Ketiga ciri yang dikemukakan Garvin dan Mathiot tersebut merupakan ciri-ciri sikap positif terhadap bahasa. Sikap positif yaitu sikap antusiasme terhadap penggunaan bahasanya (bahasa yang digunakan oleh kelompoknya/masyarakat tutur dimana dia berada). Sebaliknya jika ciri-ciri itu sudah menghilang atau melemah dari diri seseorang atau dari diri sekelompok orang anggota masyarakat tutur, maka berarti sikap negatif terhadap suatu bahasa telah melanda diri atau kelompok orang itu. Ketiadaan gairah atau dorongan untuk mempertahankan kemandirian bahasanya merupakan salah satu penanda sikap negatif, bahwa kesetiaan bahasanya mulai melemah, yang bisa berlanjut menjadi hilang sama sekali.

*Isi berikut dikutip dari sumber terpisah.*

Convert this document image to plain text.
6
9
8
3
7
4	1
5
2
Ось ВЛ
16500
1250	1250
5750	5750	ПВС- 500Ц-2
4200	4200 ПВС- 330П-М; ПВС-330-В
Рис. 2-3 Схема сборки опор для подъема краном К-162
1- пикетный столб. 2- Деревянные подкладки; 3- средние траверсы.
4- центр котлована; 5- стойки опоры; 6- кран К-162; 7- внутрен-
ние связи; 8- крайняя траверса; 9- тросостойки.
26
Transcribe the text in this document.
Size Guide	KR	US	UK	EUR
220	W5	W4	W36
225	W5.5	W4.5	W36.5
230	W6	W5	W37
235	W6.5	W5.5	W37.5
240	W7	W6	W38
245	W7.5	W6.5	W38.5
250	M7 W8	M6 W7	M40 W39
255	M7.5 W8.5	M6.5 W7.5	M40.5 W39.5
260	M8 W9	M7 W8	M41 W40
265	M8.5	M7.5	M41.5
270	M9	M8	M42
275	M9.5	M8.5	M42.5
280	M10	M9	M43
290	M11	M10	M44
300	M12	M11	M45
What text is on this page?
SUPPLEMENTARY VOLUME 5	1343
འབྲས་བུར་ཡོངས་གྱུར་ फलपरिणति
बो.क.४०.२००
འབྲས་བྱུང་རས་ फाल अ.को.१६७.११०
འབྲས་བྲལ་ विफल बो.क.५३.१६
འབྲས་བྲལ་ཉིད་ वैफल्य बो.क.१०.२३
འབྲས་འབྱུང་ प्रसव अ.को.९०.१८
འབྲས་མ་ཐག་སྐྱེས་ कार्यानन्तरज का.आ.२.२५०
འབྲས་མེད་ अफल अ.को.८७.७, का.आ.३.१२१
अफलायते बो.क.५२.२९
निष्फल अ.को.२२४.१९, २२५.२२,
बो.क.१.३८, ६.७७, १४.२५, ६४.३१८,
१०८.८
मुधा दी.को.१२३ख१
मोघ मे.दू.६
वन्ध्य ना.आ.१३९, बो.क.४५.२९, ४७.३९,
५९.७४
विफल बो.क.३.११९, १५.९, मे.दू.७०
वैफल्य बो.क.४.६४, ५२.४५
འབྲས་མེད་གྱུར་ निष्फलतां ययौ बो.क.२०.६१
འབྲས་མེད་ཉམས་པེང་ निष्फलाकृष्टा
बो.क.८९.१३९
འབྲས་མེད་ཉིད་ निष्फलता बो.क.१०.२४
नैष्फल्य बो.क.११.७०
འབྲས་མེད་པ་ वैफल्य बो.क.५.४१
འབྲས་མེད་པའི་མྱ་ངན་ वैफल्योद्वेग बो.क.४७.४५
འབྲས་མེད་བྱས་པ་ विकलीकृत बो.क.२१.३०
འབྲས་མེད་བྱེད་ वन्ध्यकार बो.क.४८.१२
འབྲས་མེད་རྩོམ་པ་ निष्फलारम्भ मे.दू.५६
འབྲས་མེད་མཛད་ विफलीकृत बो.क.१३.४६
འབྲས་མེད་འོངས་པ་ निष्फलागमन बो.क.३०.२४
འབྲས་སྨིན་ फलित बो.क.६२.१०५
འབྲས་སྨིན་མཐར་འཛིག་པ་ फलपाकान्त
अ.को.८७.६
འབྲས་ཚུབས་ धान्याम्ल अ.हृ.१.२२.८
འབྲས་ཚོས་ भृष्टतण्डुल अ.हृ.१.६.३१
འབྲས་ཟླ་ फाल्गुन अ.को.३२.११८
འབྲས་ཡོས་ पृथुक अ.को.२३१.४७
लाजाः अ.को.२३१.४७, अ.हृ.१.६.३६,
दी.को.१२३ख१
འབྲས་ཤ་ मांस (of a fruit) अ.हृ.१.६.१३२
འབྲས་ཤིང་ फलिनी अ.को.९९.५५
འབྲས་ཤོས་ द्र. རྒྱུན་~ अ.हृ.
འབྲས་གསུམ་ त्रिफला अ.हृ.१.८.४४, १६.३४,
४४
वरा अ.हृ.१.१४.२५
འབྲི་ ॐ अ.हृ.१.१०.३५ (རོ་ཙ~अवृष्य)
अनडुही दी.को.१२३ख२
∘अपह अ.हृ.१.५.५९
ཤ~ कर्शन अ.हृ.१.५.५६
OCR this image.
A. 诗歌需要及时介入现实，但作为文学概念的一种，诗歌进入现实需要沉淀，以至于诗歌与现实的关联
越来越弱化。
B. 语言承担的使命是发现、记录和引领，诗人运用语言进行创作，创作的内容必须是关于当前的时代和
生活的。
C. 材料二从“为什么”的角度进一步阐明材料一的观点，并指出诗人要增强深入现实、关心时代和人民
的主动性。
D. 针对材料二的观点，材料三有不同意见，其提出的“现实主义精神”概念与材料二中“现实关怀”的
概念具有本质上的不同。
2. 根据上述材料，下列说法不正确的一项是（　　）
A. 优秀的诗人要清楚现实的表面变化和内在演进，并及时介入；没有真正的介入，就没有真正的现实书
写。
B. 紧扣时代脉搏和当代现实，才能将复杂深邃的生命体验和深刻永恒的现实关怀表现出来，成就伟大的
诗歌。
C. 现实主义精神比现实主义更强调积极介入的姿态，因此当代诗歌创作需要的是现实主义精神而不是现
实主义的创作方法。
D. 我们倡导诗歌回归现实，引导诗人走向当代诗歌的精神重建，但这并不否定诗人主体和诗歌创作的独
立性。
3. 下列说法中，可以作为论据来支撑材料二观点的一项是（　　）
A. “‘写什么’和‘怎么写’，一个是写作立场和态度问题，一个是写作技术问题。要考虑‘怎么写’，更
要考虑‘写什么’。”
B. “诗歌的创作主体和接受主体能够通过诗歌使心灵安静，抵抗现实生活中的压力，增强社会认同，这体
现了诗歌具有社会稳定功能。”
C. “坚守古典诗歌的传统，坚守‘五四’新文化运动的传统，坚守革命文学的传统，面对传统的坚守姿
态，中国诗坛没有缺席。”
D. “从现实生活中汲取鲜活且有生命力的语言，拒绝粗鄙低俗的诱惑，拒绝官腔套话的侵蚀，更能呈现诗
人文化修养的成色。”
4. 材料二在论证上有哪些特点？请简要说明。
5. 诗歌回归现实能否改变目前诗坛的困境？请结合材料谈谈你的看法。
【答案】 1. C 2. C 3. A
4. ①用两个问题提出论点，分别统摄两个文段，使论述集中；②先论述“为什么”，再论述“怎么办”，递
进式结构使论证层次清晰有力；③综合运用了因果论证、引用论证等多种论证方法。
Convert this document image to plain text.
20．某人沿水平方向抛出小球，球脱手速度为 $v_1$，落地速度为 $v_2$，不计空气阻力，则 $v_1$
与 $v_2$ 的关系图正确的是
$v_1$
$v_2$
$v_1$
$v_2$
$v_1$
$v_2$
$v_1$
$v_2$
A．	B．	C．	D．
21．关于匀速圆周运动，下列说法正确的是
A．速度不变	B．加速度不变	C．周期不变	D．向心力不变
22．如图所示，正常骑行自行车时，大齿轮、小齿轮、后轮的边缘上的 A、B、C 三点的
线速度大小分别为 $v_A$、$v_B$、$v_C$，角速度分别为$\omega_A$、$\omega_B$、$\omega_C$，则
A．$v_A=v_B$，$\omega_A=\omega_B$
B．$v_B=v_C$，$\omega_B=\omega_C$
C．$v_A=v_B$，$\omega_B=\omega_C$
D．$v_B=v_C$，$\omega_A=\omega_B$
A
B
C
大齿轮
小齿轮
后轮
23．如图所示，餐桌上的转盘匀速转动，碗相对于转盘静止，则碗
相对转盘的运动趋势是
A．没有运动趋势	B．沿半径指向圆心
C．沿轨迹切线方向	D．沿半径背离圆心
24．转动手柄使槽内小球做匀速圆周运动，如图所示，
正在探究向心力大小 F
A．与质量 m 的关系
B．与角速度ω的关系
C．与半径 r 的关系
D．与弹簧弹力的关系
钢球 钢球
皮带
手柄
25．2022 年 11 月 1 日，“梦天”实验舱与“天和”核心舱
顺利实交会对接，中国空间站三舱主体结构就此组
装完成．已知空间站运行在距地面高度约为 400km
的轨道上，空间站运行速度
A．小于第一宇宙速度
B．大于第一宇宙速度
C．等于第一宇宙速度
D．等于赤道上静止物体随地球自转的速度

Sikap negatif terhadap bahasa dapat juga terjadi bila orang atau sekelompok orang tidak mempunyai lagi rasa bangga terhadap bahasanya, dan mengalihkannya kepada bahasa lain yang bukan miliknya. Hal tersebut dapat dipengaruhi oleh beberapa faktor, yaitu antara lain: faktor politis, faktor etnis, ras, gengsi, menganggap bahasa tersebut terlalu rumit atau susah dan sebagainya. Ihwal sikap negatif terhadap bahasa inilah yang tampak menyeruak dalam penutur bahasa Indonesia. Ini tentu miris, sebab seberapa teguh masyarakat tetap menjaga, merawat, dan memakai bahasa Indonesia akan sangat dipengaruhi oleh rasa bangga masyarakat terhadap kemajuan Indonesia secara keseluruhan.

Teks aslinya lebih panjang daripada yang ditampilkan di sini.